Rembert Duine, Utrecht University

Pure coincidence

The idea to draw his inspiration from theories about black holes came about entirely by chance, Duine explains. He was appointed professor of Theory of Nanoscale Systems in 2019. The idea began to lurk after a visit by Professor Bill Unruh to the Utrecht Institute for Theoretical Physics, where Duine works. Unruh, like Duine, is a theoretical physicist, but works on a completely different topic: Quantum mechanics in relation to black holes. Unruh gave a lecture during his visit, which gave Duine the idea to use the knowledge in his own field.

Faster and more energy efficient

That field, spintronics, is the basis for a new kind of information technology. It uses the spin of an electron and not the charge of an electron, as we are used to in electronics. Applications of spintronics are marginal for now, but the possibilities are promising.
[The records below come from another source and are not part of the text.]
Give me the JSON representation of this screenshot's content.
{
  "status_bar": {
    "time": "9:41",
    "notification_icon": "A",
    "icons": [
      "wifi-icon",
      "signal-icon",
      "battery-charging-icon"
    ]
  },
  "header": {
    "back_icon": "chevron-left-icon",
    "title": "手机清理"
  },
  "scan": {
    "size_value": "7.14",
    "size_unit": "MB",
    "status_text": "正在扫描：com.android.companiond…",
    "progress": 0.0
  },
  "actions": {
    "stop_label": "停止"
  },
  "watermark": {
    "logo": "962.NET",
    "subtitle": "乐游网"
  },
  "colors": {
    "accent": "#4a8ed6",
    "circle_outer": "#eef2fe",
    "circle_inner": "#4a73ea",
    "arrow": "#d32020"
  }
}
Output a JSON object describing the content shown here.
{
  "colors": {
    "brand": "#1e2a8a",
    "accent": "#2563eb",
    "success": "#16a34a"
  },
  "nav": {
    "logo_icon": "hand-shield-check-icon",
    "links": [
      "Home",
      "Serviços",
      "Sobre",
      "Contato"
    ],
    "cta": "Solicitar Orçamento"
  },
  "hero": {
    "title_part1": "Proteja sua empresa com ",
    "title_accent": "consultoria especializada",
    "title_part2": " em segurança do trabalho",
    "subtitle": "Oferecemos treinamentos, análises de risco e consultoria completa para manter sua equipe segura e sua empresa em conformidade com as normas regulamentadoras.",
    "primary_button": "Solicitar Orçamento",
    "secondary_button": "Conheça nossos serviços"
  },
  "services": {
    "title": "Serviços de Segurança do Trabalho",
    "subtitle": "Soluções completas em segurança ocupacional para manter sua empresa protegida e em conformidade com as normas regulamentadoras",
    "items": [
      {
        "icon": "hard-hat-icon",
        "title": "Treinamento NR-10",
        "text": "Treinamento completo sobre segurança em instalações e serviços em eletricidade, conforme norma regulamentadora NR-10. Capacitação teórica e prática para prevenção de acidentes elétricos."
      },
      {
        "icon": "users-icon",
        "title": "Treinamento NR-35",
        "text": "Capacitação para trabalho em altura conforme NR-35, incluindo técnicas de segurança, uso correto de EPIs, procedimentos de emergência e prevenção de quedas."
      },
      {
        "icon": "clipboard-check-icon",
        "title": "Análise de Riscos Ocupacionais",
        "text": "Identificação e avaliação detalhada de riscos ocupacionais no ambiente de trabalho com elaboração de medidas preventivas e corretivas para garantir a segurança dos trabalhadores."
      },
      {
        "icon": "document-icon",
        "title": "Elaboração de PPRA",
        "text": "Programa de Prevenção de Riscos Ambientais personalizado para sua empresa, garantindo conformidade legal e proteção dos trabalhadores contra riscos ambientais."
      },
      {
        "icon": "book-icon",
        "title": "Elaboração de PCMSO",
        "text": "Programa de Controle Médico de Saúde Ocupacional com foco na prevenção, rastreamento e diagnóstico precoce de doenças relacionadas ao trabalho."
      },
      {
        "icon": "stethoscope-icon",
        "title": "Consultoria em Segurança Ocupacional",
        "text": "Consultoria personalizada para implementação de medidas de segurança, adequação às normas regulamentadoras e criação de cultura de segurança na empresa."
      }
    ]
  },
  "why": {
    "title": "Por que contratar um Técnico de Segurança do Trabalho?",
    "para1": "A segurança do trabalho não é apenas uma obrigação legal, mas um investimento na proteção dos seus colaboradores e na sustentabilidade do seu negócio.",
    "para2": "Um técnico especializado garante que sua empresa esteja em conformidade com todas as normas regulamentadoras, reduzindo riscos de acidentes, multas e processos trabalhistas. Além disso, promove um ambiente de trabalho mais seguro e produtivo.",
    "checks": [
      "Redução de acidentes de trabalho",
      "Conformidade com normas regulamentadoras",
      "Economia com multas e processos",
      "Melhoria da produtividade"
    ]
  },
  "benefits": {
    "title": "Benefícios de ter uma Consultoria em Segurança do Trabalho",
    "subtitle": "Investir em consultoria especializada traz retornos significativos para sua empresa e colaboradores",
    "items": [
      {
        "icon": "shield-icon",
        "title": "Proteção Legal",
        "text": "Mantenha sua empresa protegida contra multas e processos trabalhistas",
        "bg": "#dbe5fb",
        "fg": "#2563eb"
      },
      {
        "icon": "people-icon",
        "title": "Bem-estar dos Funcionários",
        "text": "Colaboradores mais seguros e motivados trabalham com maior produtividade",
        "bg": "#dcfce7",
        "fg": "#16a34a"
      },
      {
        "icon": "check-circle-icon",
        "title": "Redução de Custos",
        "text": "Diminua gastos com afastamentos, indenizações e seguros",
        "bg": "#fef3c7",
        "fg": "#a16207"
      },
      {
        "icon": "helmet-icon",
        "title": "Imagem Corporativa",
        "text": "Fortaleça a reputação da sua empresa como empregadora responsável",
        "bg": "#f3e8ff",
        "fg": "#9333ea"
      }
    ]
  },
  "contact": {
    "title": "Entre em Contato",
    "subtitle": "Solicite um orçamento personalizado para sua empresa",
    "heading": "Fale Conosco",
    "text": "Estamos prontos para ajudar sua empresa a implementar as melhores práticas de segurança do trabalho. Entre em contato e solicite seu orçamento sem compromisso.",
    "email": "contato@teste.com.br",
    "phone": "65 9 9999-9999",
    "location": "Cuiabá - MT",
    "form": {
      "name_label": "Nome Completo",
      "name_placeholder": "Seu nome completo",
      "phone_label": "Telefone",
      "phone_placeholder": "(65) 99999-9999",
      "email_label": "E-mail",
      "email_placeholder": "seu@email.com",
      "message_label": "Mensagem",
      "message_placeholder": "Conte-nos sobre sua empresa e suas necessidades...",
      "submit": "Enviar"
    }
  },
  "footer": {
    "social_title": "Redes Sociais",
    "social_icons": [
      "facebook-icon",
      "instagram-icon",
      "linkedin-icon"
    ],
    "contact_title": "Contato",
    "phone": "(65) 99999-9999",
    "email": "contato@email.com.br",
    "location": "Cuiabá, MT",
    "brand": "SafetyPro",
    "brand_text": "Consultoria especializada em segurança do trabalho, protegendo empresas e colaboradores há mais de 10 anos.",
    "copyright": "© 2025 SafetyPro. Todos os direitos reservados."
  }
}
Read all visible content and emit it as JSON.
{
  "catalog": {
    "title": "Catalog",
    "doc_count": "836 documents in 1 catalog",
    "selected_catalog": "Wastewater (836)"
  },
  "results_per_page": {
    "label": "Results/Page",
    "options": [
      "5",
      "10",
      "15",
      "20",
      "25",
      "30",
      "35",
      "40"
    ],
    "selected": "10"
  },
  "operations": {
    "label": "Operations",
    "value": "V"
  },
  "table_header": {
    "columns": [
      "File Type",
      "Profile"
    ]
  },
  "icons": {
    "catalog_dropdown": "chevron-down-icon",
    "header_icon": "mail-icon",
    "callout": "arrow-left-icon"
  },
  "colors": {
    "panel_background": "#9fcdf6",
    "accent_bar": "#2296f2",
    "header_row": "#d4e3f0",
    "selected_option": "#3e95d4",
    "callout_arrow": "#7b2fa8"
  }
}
Spintronics is much faster and more energy efficient than electronics, because there is hardly any energy loss.

Black hole on chip

A major problem within spintronics is that the signal propagated by electron spins slowly dies out. In 2017, Duine published a theoretical proposal to remedy that extinction by amplifying the signal. That proposal uses the concept of Hawking radiation from black holes, whose existence Steven Hawking calculated in 1975. More than a year ago, Duine and colleagues at TU Eindhoven received a grant to realise the proposal experimentally, essentially building an equivalent of a black hole on a chip. Duine hopes that in the near future this system can act as an amplifier to solve the problem of signal extinction.

The current science and funding climate is pushing unexpected connections into the background Rembert Duine, Utrecht University

Studying black holes

Should Duine and colleagues succeed in building an analogue of a black hole in a lab, it will have an additional advantage. Namely, it would then become possible to study fundamental aspects of astronomical black holes, such as Hawking radiation, in a laboratory on Earth. As yet, for example, there has never been an observation of Hawking radiation that has convinced all scientists.

Message

Duine's inaugural lecture not only provides a look behind the scenes of his research. Using his own story, he argues that we should cherish the unexpected connections between fundamental and applied research. Fundamental research does not necessarily lead to an application directly, he says. There are also connections between fundamental research and applications that come about rather associatively. As far as Duine is concerned, the current science and funding climate is pushing those unexpected connections into the background.